Sunday, November 9, 2008
I did it. I managed to get myself out of bed this morning and I did it. I went to work and for some reason I tend to get all wound up over nothing. I feel a sense of accomplishment when I come home after a long 12 hour day in the warehouse. Sad, I know but for me just getting there is a huge struggle but once I am there it is...ok! ROBOT...YES but still...ok! I feel like I am being ungrateful but yet I guess it's just a personal thing. My mom does have the habit of reminding me that 'whenever you think your life is the 'sh@%s', someone has it worse!' Not really a saying I am fond of, but in reality...it's the truth!
Saturday, November 8, 2008
So I stayed home from work again today, this being one of many days, but I can't fathom the thought of going to work yet another day! Is it pure laziness? or the fabulous idea of being at home with my children? Seriously, when I get to work I look at the time clock and turn into a robot...It is bad when you have to put yourself in a completely different mind frame. Corporate America has me yet another day for 12 hours. Financially it is the right thing to do (get my ... to work) but mentally and physically it is completely draining. My mom is my babysitter this weekend and is critiquing every word I say....TRUE I am not the only one out there who hates their 'job' but it is one thing that is completely in my control. YES I do have the control to change what I do in life (CRAZY...I KNOW) who'd a thought? Don't get me wrong...I am grateful to have the financial income that I do and be able to provide for my children with whatever comes our way, but I think I just need to vent. Sorry to anyone out there that I offend in anyway (MOM) and YES I know nowadays there are people struggling through this economy, but really...who doesn't want to be a millionaire stay at home mom? Hahahaha I wouldn't argue a bit!!
Friday, November 7, 2008
I have a tendency to only pay attention to one thing at a time although I try very hard to be multi-talented. Leilani is now in the 1st grade and receiving more and more things to do in school and is encouraged to get involved in several contest. I, however am not used to all of these extra activities other than reading and math homework. Terrible Mother I know, but just last night Leilani came to me and said there was a drawing contest in the Library and she was going to enter it.
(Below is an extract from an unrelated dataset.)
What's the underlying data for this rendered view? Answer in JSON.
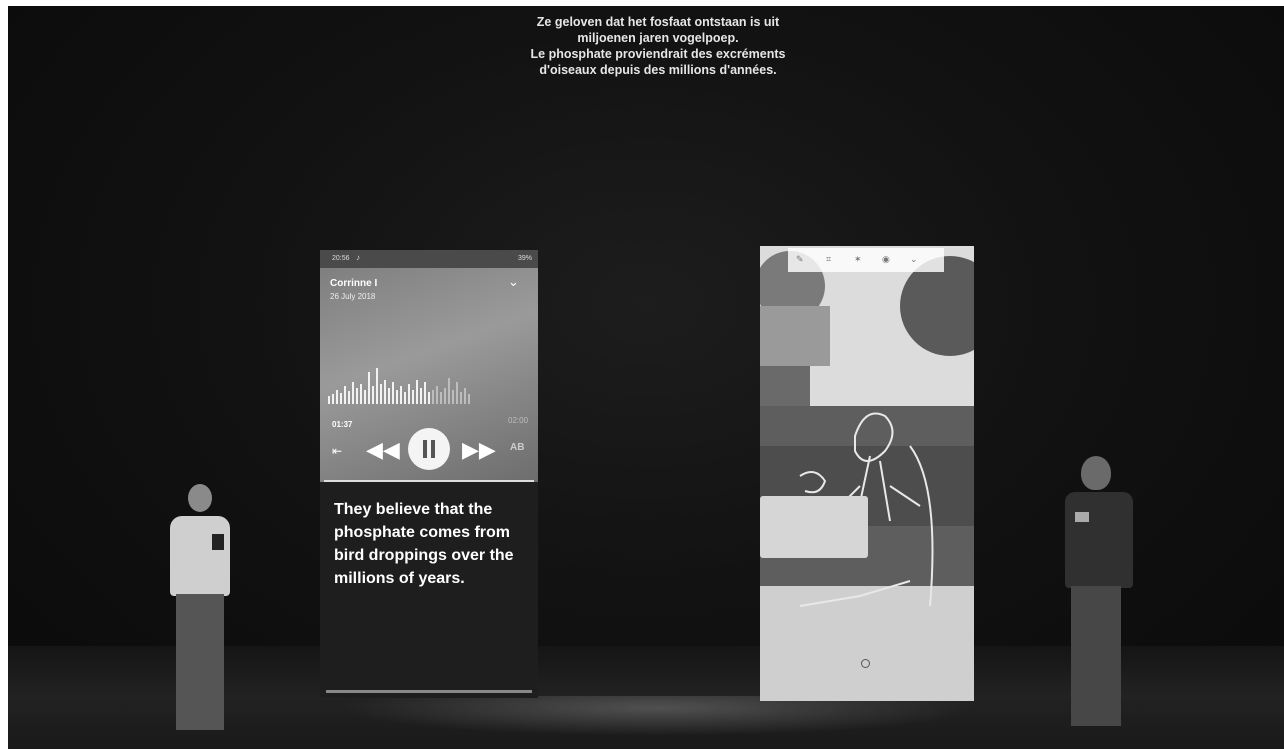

I, of course encouraged her to do so but not knowing when it actually took place (practicing active listening? I don't think so). So this morning I asked her what those papers were that she was taking to school and she said they were for the contest she was going to enter. My heart just dropped once again for not paying that much attention to other things around me. What can I say....I just started blogging and it takes a lot of my time, but it should not take away from family time. Speaking of family time....Adrien is starving...I guess I should get him something to eat!
Wednesday, November 5, 2008
A day in October up Middle Canyon was just beautiful and to think....it only took five minutes to get there. The kids were very impatient due to the fact they wanted to pick a pumpkin for Halloween. They were good kids of course and let mom do her tedious hobby as they knew they would be greatly rewarded. Even my little Noni baby was the best (being she is only 3 1/2 months old) though I did not make her sit in the dirty leaves....I do regret greatly because now she does not have a Fall picture with her brother and sister.
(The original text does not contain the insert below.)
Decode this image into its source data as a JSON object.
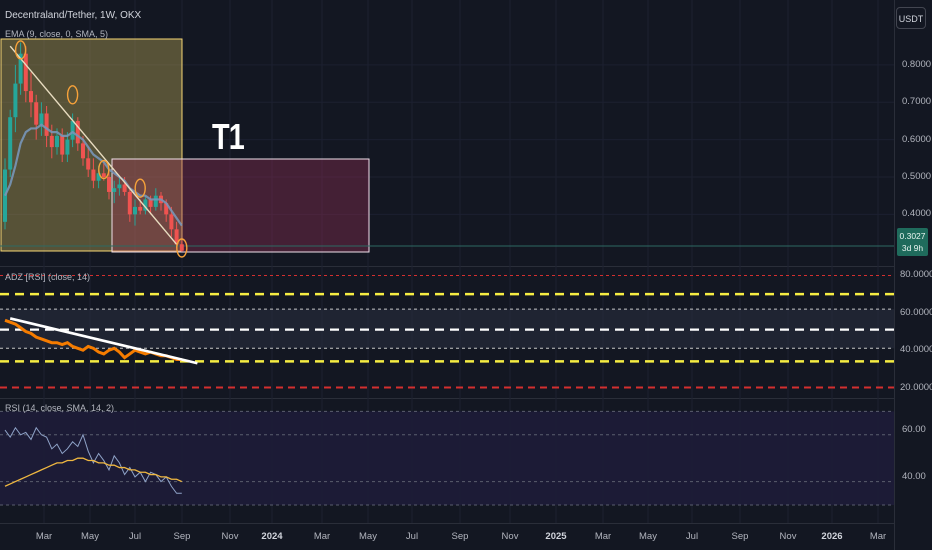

Anthony and I have been together for 7 1/2 years and have three beautiful children. Leilani is 6 and growing right before my eyes. She's in 1st grade and loves every minute of it. My son Adrien turned 5 in September just missing the deadline for kindergarten. He is still in preschool but he also loves every minute of school. My youngest is Noni and she is 4 months and growing. I can't believe how much she looks like Leilani, they could have been twins! I'm sure all mother's say this about their babies but Noni is truly the best baby I have every had, well actually all of them have been amazing babies. I am truly blessed to have the family that I do.
We were married June 27th, 2008. Anthony and I both agreed that it was TRULY the right time. To be honest I just wanted to wait until I had our baby girl on July 10th, 2008. It was only a couple of weeks away and really who doesn't want to be a 'Princess' bride? So I was kind of reluctant at first and then thought if we didn't do it now, when would we? If I had waited I would want to lose all the baby weight and c'mon girl's out there.....how long could that actually take? I did want to do the whole 'traditional' wedding dress, my Dad to walk me down the isle, and the big 'polynesian' wedding, and then I started to think, and think, and then the stress, and more stress, and at that point in my life (and pregnancy) I didn't need that! But really what was traditional about the whole wedding anyway? So we can say we are 'newly weds' with a 'history'!